Het kabinet overweegt niet om een verbod op neef-nicht huwelijken in te voeren. Er zijn geen redenen om af te wijken van de beleidslijn die eerdere kabinetten in deze hebben ingenomen. De invoering van een verbod op huwelijken tussen neven en nichten zou naar mijn mening een disproportionele maatregel zijn. Een dergelijk verbod grijpt zeer diep in in het persoonlijke leven van de partners, terwijl het risico op het krijgen van een kind met een aangeboren afwijking bij een neef-nicht echtpaar zeer beperkt is. Ik verwijs hiervoor ook naar mijn antwoord op vraag 2. Dat risico rechtvaardigt geen huwelijksverbod voor alle neef-nicht echtparen.
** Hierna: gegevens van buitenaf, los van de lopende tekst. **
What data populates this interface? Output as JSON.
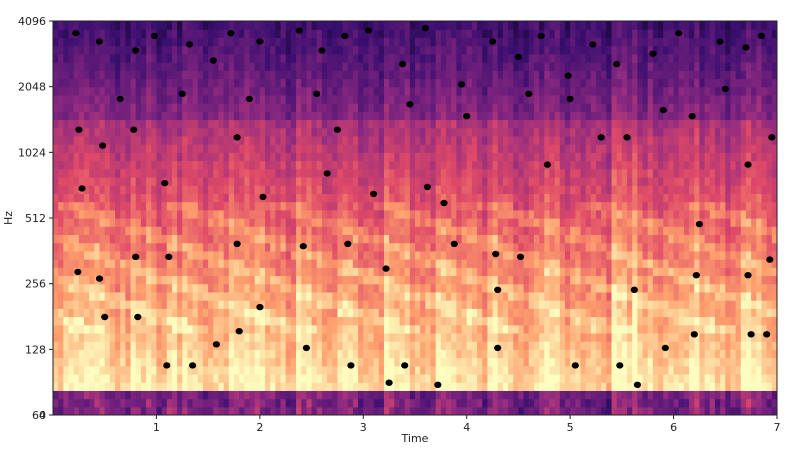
{
  "chart_data": {
    "type": "heatmap",
    "subtype": "spectrogram with detected peak markers",
    "title": "",
    "xlabel": "Time",
    "ylabel": "Hz",
    "xlim": [
      0,
      7
    ],
    "y_scale": "log2 (with 0 at bottom)",
    "ylim": [
      0,
      4096
    ],
    "x_ticks": [
      {
        "value": 1,
        "label": "1"
      },
      {
        "value": 2,
        "label": "2"
      },
      {
        "value": 3,
        "label": "3"
      },
      {
        "value": 4,
        "label": "4"
      },
      {
        "value": 5,
        "label": "5"
      },
      {
        "value": 6,
        "label": "6"
      },
      {
        "value": 7,
        "label": "7"
      }
    ],
    "y_ticks": [
      {
        "value": 0,
        "label": "0"
      },
      {
        "value": 64,
        "label": "64"
      },
      {
        "value": 128,
        "label": "128"
      },
      {
        "value": 256,
        "label": "256"
      },
      {
        "value": 512,
        "label": "512"
      },
      {
        "value": 1024,
        "label": "1024"
      },
      {
        "value": 2048,
        "label": "2048"
      },
      {
        "value": 4096,
        "label": "4096"
      }
    ],
    "colormap": [
      "#000004",
      "#3b0f70",
      "#8c2981",
      "#de4968",
      "#fe9f6d",
      "#fcfdbf"
    ],
    "marker_color": "#000000",
    "grid": false,
    "legend": "none",
    "onsets": [
      0.12,
      0.38,
      0.78,
      1.12,
      1.75,
      1.98,
      2.38,
      2.78,
      3.25,
      3.72,
      4.25,
      4.75,
      5.42,
      5.62,
      6.2,
      6.7
    ],
    "peaks": [
      {
        "t": 0.22,
        "f": 3600
      },
      {
        "t": 0.25,
        "f": 1300
      },
      {
        "t": 0.28,
        "f": 700
      },
      {
        "t": 0.24,
        "f": 290
      },
      {
        "t": 0.45,
        "f": 3300
      },
      {
        "t": 0.48,
        "f": 1100
      },
      {
        "t": 0.45,
        "f": 270
      },
      {
        "t": 0.5,
        "f": 180
      },
      {
        "t": 0.8,
        "f": 3000
      },
      {
        "t": 0.78,
        "f": 1300
      },
      {
        "t": 0.8,
        "f": 340
      },
      {
        "t": 0.82,
        "f": 180
      },
      {
        "t": 0.98,
        "f": 3500
      },
      {
        "t": 1.08,
        "f": 740
      },
      {
        "t": 1.1,
        "f": 108
      },
      {
        "t": 1.12,
        "f": 340
      },
      {
        "t": 1.32,
        "f": 3200
      },
      {
        "t": 1.35,
        "f": 108
      },
      {
        "t": 1.55,
        "f": 2700
      },
      {
        "t": 1.58,
        "f": 135
      },
      {
        "t": 1.72,
        "f": 3600
      },
      {
        "t": 1.78,
        "f": 1200
      },
      {
        "t": 1.78,
        "f": 390
      },
      {
        "t": 1.8,
        "f": 155
      },
      {
        "t": 2.0,
        "f": 3300
      },
      {
        "t": 2.0,
        "f": 200
      },
      {
        "t": 2.03,
        "f": 640
      },
      {
        "t": 2.38,
        "f": 3700
      },
      {
        "t": 2.42,
        "f": 380
      },
      {
        "t": 2.45,
        "f": 130
      },
      {
        "t": 2.6,
        "f": 3000
      },
      {
        "t": 2.65,
        "f": 820
      },
      {
        "t": 2.75,
        "f": 1300
      },
      {
        "t": 2.82,
        "f": 3500
      },
      {
        "t": 2.85,
        "f": 390
      },
      {
        "t": 2.88,
        "f": 108
      },
      {
        "t": 3.05,
        "f": 3700
      },
      {
        "t": 3.1,
        "f": 660
      },
      {
        "t": 3.22,
        "f": 300
      },
      {
        "t": 3.25,
        "f": 90
      },
      {
        "t": 3.38,
        "f": 2600
      },
      {
        "t": 3.4,
        "f": 108
      },
      {
        "t": 3.6,
        "f": 3800
      },
      {
        "t": 3.62,
        "f": 710
      },
      {
        "t": 3.72,
        "f": 88
      },
      {
        "t": 3.78,
        "f": 600
      },
      {
        "t": 3.88,
        "f": 390
      },
      {
        "t": 4.0,
        "f": 1500
      },
      {
        "t": 4.25,
        "f": 3300
      },
      {
        "t": 4.28,
        "f": 350
      },
      {
        "t": 4.3,
        "f": 130
      },
      {
        "t": 4.3,
        "f": 240
      },
      {
        "t": 4.5,
        "f": 2800
      },
      {
        "t": 4.52,
        "f": 340
      },
      {
        "t": 4.72,
        "f": 3500
      },
      {
        "t": 4.78,
        "f": 900
      },
      {
        "t": 4.98,
        "f": 2300
      },
      {
        "t": 5.05,
        "f": 108
      },
      {
        "t": 5.22,
        "f": 3200
      },
      {
        "t": 5.3,
        "f": 1200
      },
      {
        "t": 5.45,
        "f": 2600
      },
      {
        "t": 5.48,
        "f": 108
      },
      {
        "t": 5.55,
        "f": 1200
      },
      {
        "t": 5.62,
        "f": 240
      },
      {
        "t": 5.65,
        "f": 88
      },
      {
        "t": 5.8,
        "f": 2900
      },
      {
        "t": 5.92,
        "f": 130
      },
      {
        "t": 6.05,
        "f": 3600
      },
      {
        "t": 6.18,
        "f": 1500
      },
      {
        "t": 6.2,
        "f": 150
      },
      {
        "t": 6.22,
        "f": 280
      },
      {
        "t": 6.25,
        "f": 480
      },
      {
        "t": 6.45,
        "f": 3300
      },
      {
        "t": 6.7,
        "f": 3100
      },
      {
        "t": 6.72,
        "f": 900
      },
      {
        "t": 6.72,
        "f": 280
      },
      {
        "t": 6.75,
        "f": 150
      },
      {
        "t": 6.9,
        "f": 150
      },
      {
        "t": 6.93,
        "f": 330
      },
      {
        "t": 6.95,
        "f": 1200
      },
      {
        "t": 6.85,
        "f": 3500
      },
      {
        "t": 6.5,
        "f": 2000
      },
      {
        "t": 5.9,
        "f": 1600
      },
      {
        "t": 5.0,
        "f": 1800
      },
      {
        "t": 4.6,
        "f": 1900
      },
      {
        "t": 3.95,
        "f": 2100
      },
      {
        "t": 3.45,
        "f": 1700
      },
      {
        "t": 2.55,
        "f": 1900
      },
      {
        "t": 1.9,
        "f": 1800
      },
      {
        "t": 1.25,
        "f": 1900
      },
      {
        "t": 0.65,
        "f": 1800
      }
    ]
  }
}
Daar komt bij dat ook niet-verwante paren een genetisch risico kunnen hebben dat vele malen hoger is; ook voor hen zou dan een huwelijksverbod moeten gelden. Tot slot merk ik op dat consanguïne relaties een verschijnsel is dat wereldwijd in ruime mate bekend is. Een wettelijk verbod zal aan dat gegeven niets veranderen.